If performance and life-time is a really big concern then only partition and 
ever use 75% of your device and leave the rest of it untouched so it can be 
used as spare area for wear-levelling [**]. It will give you a good long-
term performance and should increase life-time.

[*] Erase blocks are usually much much bigger than the block size you can 
read and write data at. Flash memory cannot be overwritten, it is 
essentially write-once-read-many, so it needs to be erased. This is where 
the read-modify-write-erase cycle comes from and why wear-leveling is 
needed: Read the whole erase block, modify it with your data block, write it 
to a new location, erase and free the old block. So you see: Writing just 4k 
can result in (128k-4k) read, 128k written, 128k erased (so something like a 
write-amplification factor of 64), given an erase block size of 128k.
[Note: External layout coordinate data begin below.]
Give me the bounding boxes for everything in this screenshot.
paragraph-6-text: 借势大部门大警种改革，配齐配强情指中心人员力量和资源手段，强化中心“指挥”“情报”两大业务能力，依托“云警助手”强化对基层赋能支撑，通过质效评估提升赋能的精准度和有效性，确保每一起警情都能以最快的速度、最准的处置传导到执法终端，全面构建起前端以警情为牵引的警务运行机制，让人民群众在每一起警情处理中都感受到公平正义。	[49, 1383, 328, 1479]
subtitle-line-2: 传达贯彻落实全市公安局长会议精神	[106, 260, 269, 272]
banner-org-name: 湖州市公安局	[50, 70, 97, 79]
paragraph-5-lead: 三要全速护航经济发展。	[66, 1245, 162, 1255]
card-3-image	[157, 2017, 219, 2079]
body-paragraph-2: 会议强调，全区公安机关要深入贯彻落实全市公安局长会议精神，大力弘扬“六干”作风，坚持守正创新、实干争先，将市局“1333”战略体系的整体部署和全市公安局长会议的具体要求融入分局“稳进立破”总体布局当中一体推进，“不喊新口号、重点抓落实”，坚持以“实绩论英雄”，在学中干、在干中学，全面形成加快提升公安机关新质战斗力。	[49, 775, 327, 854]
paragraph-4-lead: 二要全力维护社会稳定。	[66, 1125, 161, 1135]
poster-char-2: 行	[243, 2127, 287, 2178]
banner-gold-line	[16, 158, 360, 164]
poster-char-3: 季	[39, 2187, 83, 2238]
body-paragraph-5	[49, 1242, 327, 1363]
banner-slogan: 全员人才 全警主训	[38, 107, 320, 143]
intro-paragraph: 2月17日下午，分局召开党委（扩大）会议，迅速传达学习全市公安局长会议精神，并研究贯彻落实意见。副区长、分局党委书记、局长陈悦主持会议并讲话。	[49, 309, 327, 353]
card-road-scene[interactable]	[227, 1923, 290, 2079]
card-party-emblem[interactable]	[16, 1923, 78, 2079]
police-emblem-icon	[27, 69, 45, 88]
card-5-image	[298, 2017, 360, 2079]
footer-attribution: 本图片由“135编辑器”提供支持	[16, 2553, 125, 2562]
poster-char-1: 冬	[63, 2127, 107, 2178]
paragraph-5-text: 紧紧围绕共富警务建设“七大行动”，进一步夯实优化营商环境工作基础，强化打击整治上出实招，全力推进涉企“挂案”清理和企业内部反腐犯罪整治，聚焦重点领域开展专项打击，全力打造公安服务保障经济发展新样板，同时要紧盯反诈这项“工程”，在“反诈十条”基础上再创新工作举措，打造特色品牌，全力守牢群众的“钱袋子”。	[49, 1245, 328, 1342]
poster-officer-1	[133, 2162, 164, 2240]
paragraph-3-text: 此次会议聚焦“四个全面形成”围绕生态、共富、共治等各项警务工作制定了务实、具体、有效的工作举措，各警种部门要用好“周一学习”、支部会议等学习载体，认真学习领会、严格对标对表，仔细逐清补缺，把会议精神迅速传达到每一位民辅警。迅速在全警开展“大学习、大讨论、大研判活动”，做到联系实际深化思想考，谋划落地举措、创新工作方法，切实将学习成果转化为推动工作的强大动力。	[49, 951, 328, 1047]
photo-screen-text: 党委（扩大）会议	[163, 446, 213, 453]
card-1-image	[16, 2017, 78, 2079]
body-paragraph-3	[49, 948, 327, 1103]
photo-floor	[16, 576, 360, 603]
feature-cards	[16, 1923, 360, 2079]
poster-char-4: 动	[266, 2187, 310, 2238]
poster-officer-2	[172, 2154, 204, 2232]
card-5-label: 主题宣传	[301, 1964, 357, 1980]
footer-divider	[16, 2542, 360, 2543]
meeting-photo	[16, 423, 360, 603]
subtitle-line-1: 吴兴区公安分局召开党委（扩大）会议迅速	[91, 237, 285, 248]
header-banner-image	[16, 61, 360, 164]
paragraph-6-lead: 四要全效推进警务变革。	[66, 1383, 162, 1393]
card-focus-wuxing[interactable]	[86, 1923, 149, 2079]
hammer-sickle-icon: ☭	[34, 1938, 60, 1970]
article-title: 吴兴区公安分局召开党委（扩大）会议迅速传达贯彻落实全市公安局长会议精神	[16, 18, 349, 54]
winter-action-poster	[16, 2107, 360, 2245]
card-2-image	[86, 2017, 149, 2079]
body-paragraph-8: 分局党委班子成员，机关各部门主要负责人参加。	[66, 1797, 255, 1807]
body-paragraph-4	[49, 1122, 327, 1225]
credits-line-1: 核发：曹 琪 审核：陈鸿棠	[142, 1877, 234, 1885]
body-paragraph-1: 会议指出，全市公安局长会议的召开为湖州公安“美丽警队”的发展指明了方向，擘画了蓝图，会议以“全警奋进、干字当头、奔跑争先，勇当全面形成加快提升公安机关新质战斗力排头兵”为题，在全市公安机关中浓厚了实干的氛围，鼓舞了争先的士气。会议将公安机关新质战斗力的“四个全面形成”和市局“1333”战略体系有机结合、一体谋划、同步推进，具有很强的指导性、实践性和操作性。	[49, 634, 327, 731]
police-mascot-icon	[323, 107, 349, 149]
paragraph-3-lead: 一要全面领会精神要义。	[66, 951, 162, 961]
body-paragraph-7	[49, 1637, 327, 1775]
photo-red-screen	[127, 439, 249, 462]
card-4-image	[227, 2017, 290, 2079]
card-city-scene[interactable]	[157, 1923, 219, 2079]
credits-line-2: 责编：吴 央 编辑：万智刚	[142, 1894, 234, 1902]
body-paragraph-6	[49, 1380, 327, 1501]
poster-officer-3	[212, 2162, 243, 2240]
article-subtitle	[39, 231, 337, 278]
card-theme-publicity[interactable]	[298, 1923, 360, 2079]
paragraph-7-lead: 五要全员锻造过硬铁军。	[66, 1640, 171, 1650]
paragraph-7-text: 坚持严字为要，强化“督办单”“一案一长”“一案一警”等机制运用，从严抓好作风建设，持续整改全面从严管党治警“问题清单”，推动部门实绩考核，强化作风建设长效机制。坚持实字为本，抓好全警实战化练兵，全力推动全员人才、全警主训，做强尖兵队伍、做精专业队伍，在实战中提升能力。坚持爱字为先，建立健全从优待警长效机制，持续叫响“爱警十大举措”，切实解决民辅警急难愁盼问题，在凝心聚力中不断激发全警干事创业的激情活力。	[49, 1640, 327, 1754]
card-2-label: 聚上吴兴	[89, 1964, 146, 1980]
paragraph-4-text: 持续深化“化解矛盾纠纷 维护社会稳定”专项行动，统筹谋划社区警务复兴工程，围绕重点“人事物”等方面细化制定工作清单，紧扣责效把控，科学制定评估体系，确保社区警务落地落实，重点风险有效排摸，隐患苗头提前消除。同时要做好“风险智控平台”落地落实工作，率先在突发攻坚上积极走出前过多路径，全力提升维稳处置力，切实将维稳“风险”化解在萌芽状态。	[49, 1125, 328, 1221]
Do 
this a lot and randomly scattered, and performance and life-time will suffer 
a lot. The SSD firmware will try to buffer as much data as possible before 
the read-modify-write-erase-cycle kicks in to decrease the bad effects of 
random writes. So a block-sorting scheduler (deadline instead of noop) and 
increasing nr_requests may be a good idea. This is also why you may want to 
look into filesystems that turn random writes into sequential writes like 
f2fs or why you may want to use bcache which also turns random writes into 
sequential writes for the cache device (your SSD).

[**] This ([*]) is why you should keep a spare area...

These are just my humble thoughts. You see: The topic may be a lot more 
complex than just saying "use noop scheduler" and "SSD needs no 
defragmentation". I think those statements are just plain wrong.